[FOM] Falsify Platonism?
Timothy Y. Chow
tchow at alum.mit.edu
Wed Apr 28 14:41:11 EDT 2010
Daniel Mehkeri wrote:
> For the record, I thought a platonist was more or less someone who, say,
> has a non-trivial opinion about the continuum hypothesis. I can accept
> the distinction between "set-theoretic" and "number-theoretic"
> platonism, as Bill Taylor called it, but even the latter means something
> stronger than finitism.
I could perhaps be swayed here, because we're starting to split hairs
about what the word "platonism" means. However, I still think that
there's a distinction between being a platonist about the natural numbers
and being a platonist about first-order logic. Later on you wrote:
> Set theory wasn't the foundation of anything a century ago. It is
> now, though not necessarily so, and many are not really platonists
> about them anyway.
>
> The natural numbers have always been fundamental and always will be.

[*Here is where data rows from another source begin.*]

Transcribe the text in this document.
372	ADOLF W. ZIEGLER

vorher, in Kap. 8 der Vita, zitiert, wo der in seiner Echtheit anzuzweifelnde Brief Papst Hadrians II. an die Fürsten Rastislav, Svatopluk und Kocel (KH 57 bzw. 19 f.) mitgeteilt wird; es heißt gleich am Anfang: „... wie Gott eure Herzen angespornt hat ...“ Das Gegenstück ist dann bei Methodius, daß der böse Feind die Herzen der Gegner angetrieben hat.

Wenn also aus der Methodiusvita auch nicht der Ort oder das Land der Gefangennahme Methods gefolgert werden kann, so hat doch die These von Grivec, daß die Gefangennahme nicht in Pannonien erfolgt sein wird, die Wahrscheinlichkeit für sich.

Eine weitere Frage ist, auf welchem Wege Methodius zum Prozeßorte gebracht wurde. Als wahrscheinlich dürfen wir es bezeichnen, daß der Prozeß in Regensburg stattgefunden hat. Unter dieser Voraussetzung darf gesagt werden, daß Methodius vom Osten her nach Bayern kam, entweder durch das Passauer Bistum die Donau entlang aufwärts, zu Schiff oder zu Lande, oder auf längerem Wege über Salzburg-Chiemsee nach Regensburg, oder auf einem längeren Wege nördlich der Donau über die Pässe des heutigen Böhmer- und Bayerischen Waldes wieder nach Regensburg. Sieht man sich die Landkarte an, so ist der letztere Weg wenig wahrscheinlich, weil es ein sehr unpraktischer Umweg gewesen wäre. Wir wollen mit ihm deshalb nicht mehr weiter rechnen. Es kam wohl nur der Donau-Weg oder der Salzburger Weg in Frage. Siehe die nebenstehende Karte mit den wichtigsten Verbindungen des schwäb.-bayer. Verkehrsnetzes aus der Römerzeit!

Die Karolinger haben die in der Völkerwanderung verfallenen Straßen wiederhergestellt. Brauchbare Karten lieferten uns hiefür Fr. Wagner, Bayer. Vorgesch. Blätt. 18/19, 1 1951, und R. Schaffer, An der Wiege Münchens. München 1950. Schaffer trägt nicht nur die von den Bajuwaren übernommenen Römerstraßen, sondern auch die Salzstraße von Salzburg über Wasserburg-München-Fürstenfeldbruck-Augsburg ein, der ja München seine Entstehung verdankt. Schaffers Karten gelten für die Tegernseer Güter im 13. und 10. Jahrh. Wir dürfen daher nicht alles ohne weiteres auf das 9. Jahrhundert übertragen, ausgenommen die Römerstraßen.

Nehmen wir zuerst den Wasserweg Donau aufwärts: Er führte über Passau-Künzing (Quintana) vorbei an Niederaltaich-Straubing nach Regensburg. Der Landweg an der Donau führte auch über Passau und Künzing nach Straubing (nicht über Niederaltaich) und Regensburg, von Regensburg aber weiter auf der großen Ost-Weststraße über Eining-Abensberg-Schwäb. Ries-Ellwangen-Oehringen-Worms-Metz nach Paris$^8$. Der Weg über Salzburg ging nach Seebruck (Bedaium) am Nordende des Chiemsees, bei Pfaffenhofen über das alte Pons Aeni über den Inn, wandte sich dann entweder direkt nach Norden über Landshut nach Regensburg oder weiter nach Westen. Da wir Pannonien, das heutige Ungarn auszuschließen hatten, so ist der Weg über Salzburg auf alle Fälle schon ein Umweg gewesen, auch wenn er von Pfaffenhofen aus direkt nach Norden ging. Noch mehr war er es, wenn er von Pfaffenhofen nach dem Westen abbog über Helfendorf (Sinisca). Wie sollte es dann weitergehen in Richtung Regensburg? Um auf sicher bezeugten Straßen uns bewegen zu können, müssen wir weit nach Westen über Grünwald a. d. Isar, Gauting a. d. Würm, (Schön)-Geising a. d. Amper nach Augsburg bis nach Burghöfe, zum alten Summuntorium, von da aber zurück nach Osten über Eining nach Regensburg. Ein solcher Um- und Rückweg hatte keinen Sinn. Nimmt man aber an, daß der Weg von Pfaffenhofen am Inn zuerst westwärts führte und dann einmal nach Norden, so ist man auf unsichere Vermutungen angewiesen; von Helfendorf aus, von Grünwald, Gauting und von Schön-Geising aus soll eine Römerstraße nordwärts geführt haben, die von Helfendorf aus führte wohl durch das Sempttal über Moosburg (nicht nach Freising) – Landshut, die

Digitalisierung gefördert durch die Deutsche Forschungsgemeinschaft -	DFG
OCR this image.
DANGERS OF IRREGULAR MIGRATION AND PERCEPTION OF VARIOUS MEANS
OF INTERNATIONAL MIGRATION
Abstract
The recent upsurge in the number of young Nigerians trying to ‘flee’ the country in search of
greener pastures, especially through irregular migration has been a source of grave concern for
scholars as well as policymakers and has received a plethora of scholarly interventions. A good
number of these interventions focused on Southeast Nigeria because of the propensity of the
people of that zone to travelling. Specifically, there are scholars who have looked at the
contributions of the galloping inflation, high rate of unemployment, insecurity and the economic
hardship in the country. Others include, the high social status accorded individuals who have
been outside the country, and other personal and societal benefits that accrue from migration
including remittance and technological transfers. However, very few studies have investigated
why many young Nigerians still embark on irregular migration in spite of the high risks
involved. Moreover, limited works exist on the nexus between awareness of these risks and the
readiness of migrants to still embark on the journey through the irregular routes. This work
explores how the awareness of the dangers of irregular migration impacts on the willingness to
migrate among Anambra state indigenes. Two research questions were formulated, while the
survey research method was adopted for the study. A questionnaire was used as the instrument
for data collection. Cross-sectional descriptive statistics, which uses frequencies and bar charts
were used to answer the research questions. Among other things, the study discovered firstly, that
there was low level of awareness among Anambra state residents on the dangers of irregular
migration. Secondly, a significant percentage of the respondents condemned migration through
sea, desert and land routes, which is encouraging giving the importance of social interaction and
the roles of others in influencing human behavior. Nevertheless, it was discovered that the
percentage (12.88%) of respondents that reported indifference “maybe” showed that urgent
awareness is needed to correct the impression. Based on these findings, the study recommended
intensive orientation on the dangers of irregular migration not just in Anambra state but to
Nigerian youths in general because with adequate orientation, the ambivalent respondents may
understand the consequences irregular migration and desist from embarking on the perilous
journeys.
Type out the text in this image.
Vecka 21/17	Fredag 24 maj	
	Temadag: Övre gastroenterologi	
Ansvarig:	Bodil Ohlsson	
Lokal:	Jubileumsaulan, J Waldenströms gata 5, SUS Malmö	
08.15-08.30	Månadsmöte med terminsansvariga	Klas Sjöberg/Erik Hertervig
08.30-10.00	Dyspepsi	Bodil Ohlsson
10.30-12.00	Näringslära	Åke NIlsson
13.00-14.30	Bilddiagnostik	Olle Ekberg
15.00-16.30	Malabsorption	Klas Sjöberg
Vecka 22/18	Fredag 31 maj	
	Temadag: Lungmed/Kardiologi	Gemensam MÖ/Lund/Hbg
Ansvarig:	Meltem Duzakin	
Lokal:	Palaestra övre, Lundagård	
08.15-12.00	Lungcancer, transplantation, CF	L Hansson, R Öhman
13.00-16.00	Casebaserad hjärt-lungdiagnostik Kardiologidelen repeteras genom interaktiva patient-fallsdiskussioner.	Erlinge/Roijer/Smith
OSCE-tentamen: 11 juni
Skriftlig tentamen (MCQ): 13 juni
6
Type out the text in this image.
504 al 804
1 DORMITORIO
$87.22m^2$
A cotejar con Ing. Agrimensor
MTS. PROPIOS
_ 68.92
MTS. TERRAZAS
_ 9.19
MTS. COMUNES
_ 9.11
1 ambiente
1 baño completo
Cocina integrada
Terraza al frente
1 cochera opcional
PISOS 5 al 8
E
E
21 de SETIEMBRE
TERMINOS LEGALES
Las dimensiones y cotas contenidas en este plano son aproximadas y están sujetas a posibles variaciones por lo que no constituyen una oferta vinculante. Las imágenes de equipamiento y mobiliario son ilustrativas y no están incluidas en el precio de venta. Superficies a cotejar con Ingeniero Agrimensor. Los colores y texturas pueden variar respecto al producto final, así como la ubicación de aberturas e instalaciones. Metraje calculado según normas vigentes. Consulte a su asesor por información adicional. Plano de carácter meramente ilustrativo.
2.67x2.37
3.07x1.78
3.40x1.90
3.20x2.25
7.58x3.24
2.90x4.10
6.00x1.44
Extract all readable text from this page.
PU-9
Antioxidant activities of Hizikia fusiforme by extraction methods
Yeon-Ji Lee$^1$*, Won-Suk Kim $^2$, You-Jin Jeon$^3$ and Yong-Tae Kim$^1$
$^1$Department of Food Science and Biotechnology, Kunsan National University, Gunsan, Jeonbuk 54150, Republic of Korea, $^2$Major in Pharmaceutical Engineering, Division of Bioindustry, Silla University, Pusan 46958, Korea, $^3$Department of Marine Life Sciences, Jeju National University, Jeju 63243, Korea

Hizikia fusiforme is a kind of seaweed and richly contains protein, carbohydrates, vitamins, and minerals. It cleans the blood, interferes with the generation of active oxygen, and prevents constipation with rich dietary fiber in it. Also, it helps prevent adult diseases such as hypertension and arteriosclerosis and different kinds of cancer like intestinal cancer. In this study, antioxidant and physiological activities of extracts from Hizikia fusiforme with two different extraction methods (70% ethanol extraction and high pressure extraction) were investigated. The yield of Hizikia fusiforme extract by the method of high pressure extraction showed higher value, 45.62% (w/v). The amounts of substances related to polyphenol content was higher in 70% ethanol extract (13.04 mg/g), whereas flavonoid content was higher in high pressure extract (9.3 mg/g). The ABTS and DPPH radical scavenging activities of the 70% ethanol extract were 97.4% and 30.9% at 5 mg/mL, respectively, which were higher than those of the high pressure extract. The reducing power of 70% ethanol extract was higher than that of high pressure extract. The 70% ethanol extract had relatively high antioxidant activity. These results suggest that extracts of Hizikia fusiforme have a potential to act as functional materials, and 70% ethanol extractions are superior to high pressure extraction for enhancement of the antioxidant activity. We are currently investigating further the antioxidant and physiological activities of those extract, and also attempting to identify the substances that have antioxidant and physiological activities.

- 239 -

The natural numbers, sure, but first-order logic hasn't been foundational
for nearly that long. We're not about to give up on the natural numbers,
but I think there's more room for giving up on the claim that every
first-order formula of arithmetic expresses a meaningful property of the
natural numbers. That's why I still see a distinction.
> Mahlo cardinals are very old, and are often alleged to follow from the
> iterative concept of set plus the idea that we shouldn't be
> unnecessarily restrictive about what counts as a set. I think platonists
> are really quite confident about these, so this would be fairly
> profound.
Could be. I'd be curious to poll set theorists on this one. Maybe it's
not until measurable cardinals that some acrophobia starts to set in.